Игнату Васильевичу иногда казалось, что кроме завода и работы на свете ничего больше не существует. Трудился он на одном из военных предприятий нашей необъятной Родины, где работали в основном потомственные рабочие или выходцы из многочисленных деревень. Люди бежали из сельской местности в город от нищеты и голода. Деревня никак не могла оправиться от войны. Мужчин возвратилось немного. Ко всему, то ли по инерции, то ли по нерадивости даже после окончания войны, у неё по-прежнему отбиралась вся произведённая продукция.
Игнат не стал исключением и в свои неполные пятнадцать лет по наущению знакомых и настоянию матери отправился в поисках лучшей жизни в краевой центр на перекладных, имея за пазухой лишь пару чёрных караваев с запечёнными внутри шестью яйцами да бутыль молока.
Где пешком, где на попутках через неделю добрался Игнат до огромного губернского города. К тому моменту все его припасы были уничтожены подчистую. Теряя от голода сознание, парнишка сумел всё же найти ремесленное училище, куда был незамедлительно принят, обеспечен местом в общежитии и поставлен на довольствие, однако, все эти прелести предполагались лишь с ближайшего понедельника, до которого ещё надо было как-то продержаться без крова и пищи полных три дня. Как он выжил, где ночевал и что делал всё это время было известно одному лишь Создателю. Дни эти стёрлись из памяти Игната, будто их и не было. Как в подзабытом сне вспоминался лишь вкус воды из колонки, казавшейся чуть ли не целебной, потому что позволяла хоть на время позабыть о чувстве нестерпимого голода.
Но вот настал понедельник и перед вновь принятым учеником ремесленного училища поставили обещанный обед. Дурманящий запах пищи, смешанный с запахом хлорки, показавшийся ему самым притягательным в мире, Игнат обонял ещё на лестнице, ведущей в столовую ФЗУ, а при виде тарелки с горячим аппетитным супом и обилие настоящего белого хлеба он едва не лишился сознания. И хоть ему было сложно удержаться, чтобы не наброситься на еду и не съесть всё до капли, до крошечки, выросший в полуголодной деревне, воспитанный длительными вынужденными постами, Игнат принял трапезу с достоинством дворянина, заставив себя оставить пару кусочков хлеба про запас.
Одновременно охватывал стыд за то, что наелся от пуза, ведь дома остались сидевшие, в прямом смысле, на голодном пайке родные. Игнату отчаянно захотелось поделиться с ними едой. В деревне мать с тремя сёстрами и двумя братьями (отца убили на фронте) не видели настоящего хлеба с довоенных времён, питались лепёшками из отрубей и лебеды. Игнат никак не мог понять, как могут люди вокруг него спокойно съедать всё без остатка, не думая о том, что будет завтра. А ведь назавтра всего этого могло и не быть. Парнишка хоть и был наслышан от приезжавших время от времени из города в родную деревню земляков о прелестях городского существования,  искренне полагал, что всё это были выдумки. Не могло же быть в их советском  человеколюбивом государстве так, чтобы одним всё, а другим, ну, совсем ничего.
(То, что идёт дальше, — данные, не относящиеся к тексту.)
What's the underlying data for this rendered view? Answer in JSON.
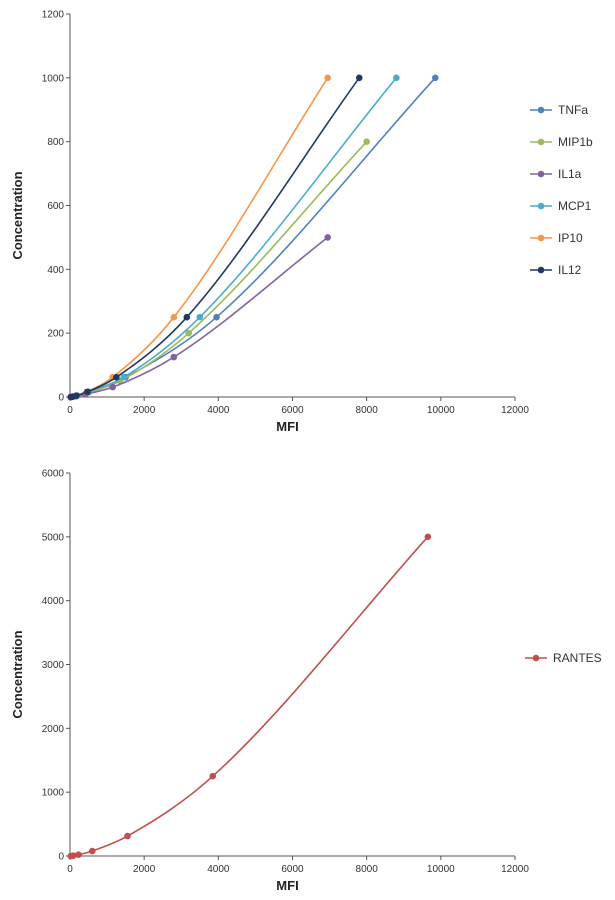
{
  "chart_data": [
    {
      "type": "scatter",
      "mode": "lines+markers",
      "xlabel": "MFI",
      "ylabel": "Concentration",
      "xlim": [
        0,
        12000
      ],
      "ylim": [
        0,
        1200
      ],
      "xticks": [
        0,
        2000,
        4000,
        6000,
        8000,
        10000,
        12000
      ],
      "yticks": [
        0,
        200,
        400,
        600,
        800,
        1000,
        1200
      ],
      "grid": false,
      "legend": "right",
      "series": [
        {
          "name": "TNFa",
          "color": "#4f81bd",
          "x": [
            20,
            80,
            200,
            520,
            1500,
            3950,
            9850
          ],
          "y": [
            0,
            1,
            4,
            16,
            62,
            250,
            1000
          ]
        },
        {
          "name": "MIP1b",
          "color": "#9bbb59",
          "x": [
            20,
            70,
            180,
            480,
            1350,
            3200,
            8000
          ],
          "y": [
            0,
            1,
            3,
            13,
            50,
            200,
            800
          ]
        },
        {
          "name": "IL1a",
          "color": "#8064a2",
          "x": [
            20,
            60,
            150,
            400,
            1150,
            2800,
            6950
          ],
          "y": [
            0,
            0.5,
            2,
            8,
            31,
            125,
            500
          ]
        },
        {
          "name": "MCP1",
          "color": "#4bacc6",
          "x": [
            20,
            70,
            190,
            500,
            1450,
            3500,
            8800
          ],
          "y": [
            0,
            1,
            4,
            16,
            62,
            250,
            1000
          ]
        },
        {
          "name": "IP10",
          "color": "#f79646",
          "x": [
            20,
            60,
            160,
            450,
            1150,
            2800,
            6950
          ],
          "y": [
            0,
            1,
            4,
            16,
            62,
            250,
            1000
          ]
        },
        {
          "name": "IL12",
          "color": "#1f3864",
          "x": [
            20,
            65,
            170,
            470,
            1250,
            3150,
            7800
          ],
          "y": [
            0,
            1,
            4,
            16,
            62,
            250,
            1000
          ]
        }
      ]
    },
    {
      "type": "scatter",
      "mode": "lines+markers",
      "xlabel": "MFI",
      "ylabel": "Concentration",
      "xlim": [
        0,
        12000
      ],
      "ylim": [
        0,
        6000
      ],
      "xticks": [
        0,
        2000,
        4000,
        6000,
        8000,
        10000,
        12000
      ],
      "yticks": [
        0,
        1000,
        2000,
        3000,
        4000,
        5000,
        6000
      ],
      "grid": false,
      "legend": "right",
      "series": [
        {
          "name": "RANTES",
          "color": "#c0504d",
          "x": [
            20,
            90,
            230,
            600,
            1550,
            3850,
            9650
          ],
          "y": [
            0,
            5,
            20,
            78,
            312,
            1250,
            5000
          ]
        }
      ]
    }
  ]
}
Игнат любил деда, любил и его пасечное дело. Уже в пять лет он был приставлен к нему в помощь. За то и имел особые привилегии — ему единственному из всех ребятишек дозволялось спускаться в погреб за мёдом, где он нагребал в большую плошку янтарный продукт огромной ложкой из деревянного жбана, который был выше него самого. Игнату приходилось перегибаться через липкий деревянный край, чтобы зачерпнуть мёд. Остатки целебного деликатеса на ложке и были его трофеем. Он тщательно слизывал мёд с ложки, соскребая зубами быстро застывавшее на морозе лакомство.
В самые морозные дни долгой уральской зимы схватившийся в камень осевший мёд приходилось выковыривать ножом. Остатки на ноже тоже принадлежали мальчугану, правда, однажды это чуть не привело к катастрофе. Сдирая с широкого лезвия мёд зубами, он непроизвольно помог себе языком, за что и поплатился в тот же миг. Язык прилип к заиндевевшей стали. Зная, какие проблемы может вызвать его появление с прилипшим к ножу языком, Игнат дёрнул его, что было сил. И ещё долго прятал кровоточащий язык от глаз домочадцев. Нет, не упрёков взрослых боялся Игнат. Боялся он лихорадочных голодных глаз своих сестричек и братиков, которым доставалось намного меньше еды, так как они, будучи ещё слишком маленькими, не могли помогать взрослым, в отличие от их старшего брата.
А ещё дед давал Игнату пожевать соты, где оставалось довольно много жидкого прозрачного мёда, самого вкусного, самого первого.
Плюй сюда, - говорил дед, показывая на деревянный поднос, когда во рту у внука оставалась лишь жвачка из воска.
Для сельского жителя вощина была дорогой вещью, как в прямом, так и в переносном смысле, потому что привозили её из города. Вот и берегли, как зеницу ока, собирали всю, до капли.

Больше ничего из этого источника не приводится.